Decisi che potevo partire dal versante sopra la casa dei Mirolli; la zona la conoscevo bene per esserci andato molte volte a tendere le tagliole. Cominciai a salire nella macchia sempre più fitta senza che vi fossero sentieri da seguire.
Era bellissimo trovarsi così a contatto con la natura; odori sconosciuti e rumori mai sentiti, tra tutti il respiro un po’ affannato e il crepitio dei rami sotto il peso, si fa per dire perché ero magrissimo, del corpo.
Camminavo, camminavo senza rendermi ben conto di dove stessi andando. Era la luce del sole che mi tranquillizzava.
Poi ad un certo punto i rami cominciarono a nascondere sempre di più quel segnale e, in un attimo di lucidità, decisi che era venuto il momento di ritornare indietro per raccontare agli amici quell’avventura. Ma come si dice a volte si fanno i conti senza l’oste.
Sicuro di aver imboccato la via giusta cominciai a scendere. Tuttavia non ritrovavo segni del mio recente passaggio ma non me ne preoccupai.
Dopo un po’ però capii che qualcosa non andava per il verso giusto, perché dopo dieci quindici minuti di discesa avrei dovuto cominciare a rivedere il sole. Invece niente, anzi sempre più buio.
Cominciai a realizzare che forse avevo preso una strada diversa. Ripresi a salire con la paura che cominciava ad affiorare. Ma dove ero finito?
Cominciai a chiamare i nomi dei mei amici. Nessuno rispondeva anche perché sicuramente loro erano a giocare da qualche parte e non si chiedevano certo dove io fossi.
Il panico cominciò a farsi avanti e persi letteralmente la testa. Mi misi a piangere e a pregare che qualcuno mi aiutasse. Nessuno sapeva dove fossi e nessuno mi avrebbe cercato nella macchia. “Ora muoio qui da solo” immaginai.
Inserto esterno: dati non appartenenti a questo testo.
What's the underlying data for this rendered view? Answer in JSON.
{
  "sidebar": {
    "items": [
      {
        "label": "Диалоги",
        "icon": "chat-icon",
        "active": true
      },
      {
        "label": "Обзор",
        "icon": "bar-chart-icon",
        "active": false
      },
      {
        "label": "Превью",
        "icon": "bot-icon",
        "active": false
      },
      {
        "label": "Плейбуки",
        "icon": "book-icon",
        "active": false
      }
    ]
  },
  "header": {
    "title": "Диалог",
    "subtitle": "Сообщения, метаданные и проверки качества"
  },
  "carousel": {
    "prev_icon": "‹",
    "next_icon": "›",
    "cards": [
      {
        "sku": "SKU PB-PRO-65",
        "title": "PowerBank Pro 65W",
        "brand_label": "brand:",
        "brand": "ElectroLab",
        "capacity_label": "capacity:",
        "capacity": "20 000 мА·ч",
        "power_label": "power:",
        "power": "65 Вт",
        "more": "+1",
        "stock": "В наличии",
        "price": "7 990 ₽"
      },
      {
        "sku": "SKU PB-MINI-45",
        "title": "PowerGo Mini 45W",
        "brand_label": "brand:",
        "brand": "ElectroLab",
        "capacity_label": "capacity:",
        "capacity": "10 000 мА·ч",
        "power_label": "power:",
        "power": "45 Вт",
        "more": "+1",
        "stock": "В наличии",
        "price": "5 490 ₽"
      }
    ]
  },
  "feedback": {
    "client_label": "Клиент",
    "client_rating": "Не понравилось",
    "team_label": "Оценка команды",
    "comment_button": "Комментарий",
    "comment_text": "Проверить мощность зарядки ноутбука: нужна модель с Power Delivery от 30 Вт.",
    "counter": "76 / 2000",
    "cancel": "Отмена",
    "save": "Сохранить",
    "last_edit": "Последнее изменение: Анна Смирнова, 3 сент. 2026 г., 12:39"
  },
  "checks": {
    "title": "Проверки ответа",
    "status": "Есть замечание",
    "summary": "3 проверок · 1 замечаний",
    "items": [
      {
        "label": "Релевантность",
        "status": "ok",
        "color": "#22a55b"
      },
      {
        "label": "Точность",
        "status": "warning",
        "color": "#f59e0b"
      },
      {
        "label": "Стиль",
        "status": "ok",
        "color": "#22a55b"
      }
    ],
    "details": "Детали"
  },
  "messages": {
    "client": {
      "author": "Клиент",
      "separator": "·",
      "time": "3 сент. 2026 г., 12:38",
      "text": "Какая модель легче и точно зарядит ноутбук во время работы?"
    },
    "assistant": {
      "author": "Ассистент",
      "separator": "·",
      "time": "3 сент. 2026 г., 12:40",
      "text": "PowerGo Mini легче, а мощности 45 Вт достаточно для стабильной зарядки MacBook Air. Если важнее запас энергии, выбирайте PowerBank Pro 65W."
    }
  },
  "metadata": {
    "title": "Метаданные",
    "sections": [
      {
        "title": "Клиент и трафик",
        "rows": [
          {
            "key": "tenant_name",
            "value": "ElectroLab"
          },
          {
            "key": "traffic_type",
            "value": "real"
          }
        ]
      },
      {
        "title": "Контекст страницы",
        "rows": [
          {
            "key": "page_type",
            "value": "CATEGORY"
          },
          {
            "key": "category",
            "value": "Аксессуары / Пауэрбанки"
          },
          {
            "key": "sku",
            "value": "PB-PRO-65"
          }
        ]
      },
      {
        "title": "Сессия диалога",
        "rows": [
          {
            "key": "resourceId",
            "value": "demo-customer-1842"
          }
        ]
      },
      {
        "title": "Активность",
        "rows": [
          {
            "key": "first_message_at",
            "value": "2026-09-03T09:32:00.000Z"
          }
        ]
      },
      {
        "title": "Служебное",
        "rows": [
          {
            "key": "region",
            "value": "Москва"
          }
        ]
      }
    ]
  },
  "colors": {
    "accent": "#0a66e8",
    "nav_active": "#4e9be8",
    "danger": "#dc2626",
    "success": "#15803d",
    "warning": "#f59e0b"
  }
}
Cominciai però a pensare che non potevo restare ancora fermo a non far niente. Presi il maglione e cominciai a sfarlo seminando la lana nei rami via via che camminavo per essere certo di non passare sempre nello stesse punto.
Dopo un’oretta circa intravidi attraverso i rami un colore rosa di una costruzione. Gambe in spalla cominciai a camminare sempre più velocemente fin quando arrivai alla casa rosa che è sulla collinetta vicino a dove ora c’è l’Eurospin. Ne avevo fatta di strada. Ero partito dalle fontanelle!
Felice scesi velocemente fino a raggiungere il tabernacolo che c’è nella strada che va verso la Portaccia. Mi fermai, dissi velocemente una preghiera e, con il “golfe” a brandelli e tutto sudato arrivai in Piazza. Ero salvo.